Si la finance et les Big Tech sont sous haute surveillance, les autres secteurs n’échappent pas à un contrôle rigoureux. Mais leur maintien ou leur départ s’expliquent plus par leurs choix stratégiques ou leur adaptabilité au marché local qu’aux seules décisions du régime. « Il n’y a pas de réponse unique, souligne André Chieng, vice-président du comité France-Chine du Medef et expert reconnu de ce pays. Plusieurs facteurs interviennent, comme le type d’entreprise ou la façon de travailler. Le marché est très changeant, les entreprises n’ont jamais de positions définitives. » On l’a vu dans des secteurs comme l’agroalimentaire, l’automobile et la mode, où les multinationales étrangères sont très présentes.

Un marché « très spécifique »

L’Oréal, Schneider Electric et Danone qui rient… Le géant français des cosmétiques a notamment su exploiter les nouvelles techniques de vente via de grands influenceurs sur Internet, tandis que le groupe d’équipements et de logiciels pour l’énergie innovait sans cesse pour répondre à la transition énergétique et numérique de l’économie chinoise. Après avoir soldé en 2009 son contentieux avec son « partenaire » Wahaha, qui commercialisait indûment son lait infantile, Danone est reparti à l’assaut, note M. Chieng, avec la poudre de lait et Mizone, une boisson vitaminée à succès.
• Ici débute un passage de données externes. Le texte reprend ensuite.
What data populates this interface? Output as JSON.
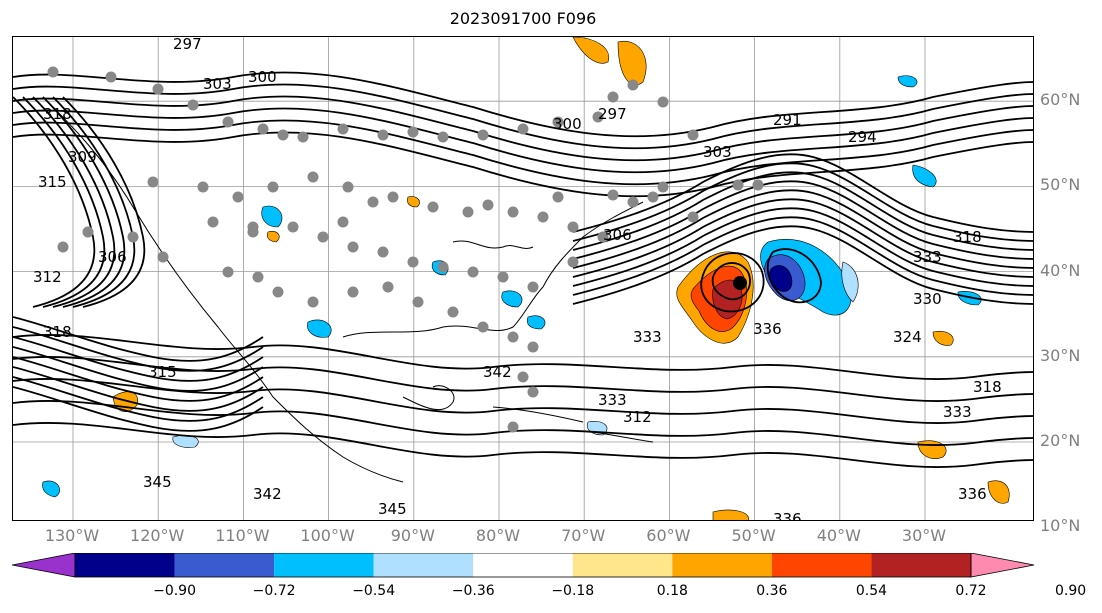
{
  "title": "2023091700 F096",
  "lat_labels": [
    {
      "text": "60°N",
      "value": 60
    },
    {
      "text": "50°N",
      "value": 50
    },
    {
      "text": "40°N",
      "value": 40
    },
    {
      "text": "30°N",
      "value": 30
    },
    {
      "text": "20°N",
      "value": 20
    },
    {
      "text": "10°N",
      "value": 10
    }
  ],
  "lon_labels": [
    {
      "text": "130°W",
      "value": -130
    },
    {
      "text": "120°W",
      "value": -120
    },
    {
      "text": "110°W",
      "value": -110
    },
    {
      "text": "100°W",
      "value": -100
    },
    {
      "text": "90°W",
      "value": -90
    },
    {
      "text": "80°W",
      "value": -80
    },
    {
      "text": "70°W",
      "value": -70
    },
    {
      "text": "60°W",
      "value": -60
    },
    {
      "text": "50°W",
      "value": -50
    },
    {
      "text": "40°W",
      "value": -40
    },
    {
      "text": "30°W",
      "value": -30
    }
  ],
  "contour_labels": [
    "297",
    "303",
    "300",
    "318",
    "309",
    "315",
    "306",
    "312",
    "318",
    "315",
    "345",
    "342",
    "345",
    "300",
    "297",
    "291",
    "294",
    "303",
    "306",
    "318",
    "333",
    "330",
    "324",
    "333",
    "336",
    "333",
    "318",
    "333",
    "336",
    "342",
    "312",
    "336"
  ],
  "colorbar": {
    "colors": [
      "#9932cc",
      "#00008b",
      "#3a5bd0",
      "#00bfff",
      "#b0e0ff",
      "#ffffff",
      "#ffe68a",
      "#ffa500",
      "#ff4500",
      "#b22222",
      "#ff8ab0"
    ],
    "ticks": [
      "−0.90",
      "−0.72",
      "−0.54",
      "−0.36",
      "−0.18",
      "0.18",
      "0.36",
      "0.54",
      "0.72",
      "0.90"
    ]
  }
}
Renault, Auchan et Carrefour qui pleurent… Le constructeur automobile n’a pas su profiter de sa coentreprise avec Dongfeng pour séduire la clientèle chinoise, là où Volkswagen et Tesla (sans partenaire local) ont su s’imposer, et il a jeté l’éponge. Après s’être fortement développés, les deux groupes d’hypermarchés ont reconnu que le marché chinois était « très spécifique », et qu’ils n’avaient pas très bien négocié le virage du commerce en ligne. Ils ont revendu les « hypers » à leurs partenaires, dont le géant de l’e-commerce Alibaba, dans le cadre d’une stratégie plus globale pour réduire leur dette et réinvestir dans l’Hexagone.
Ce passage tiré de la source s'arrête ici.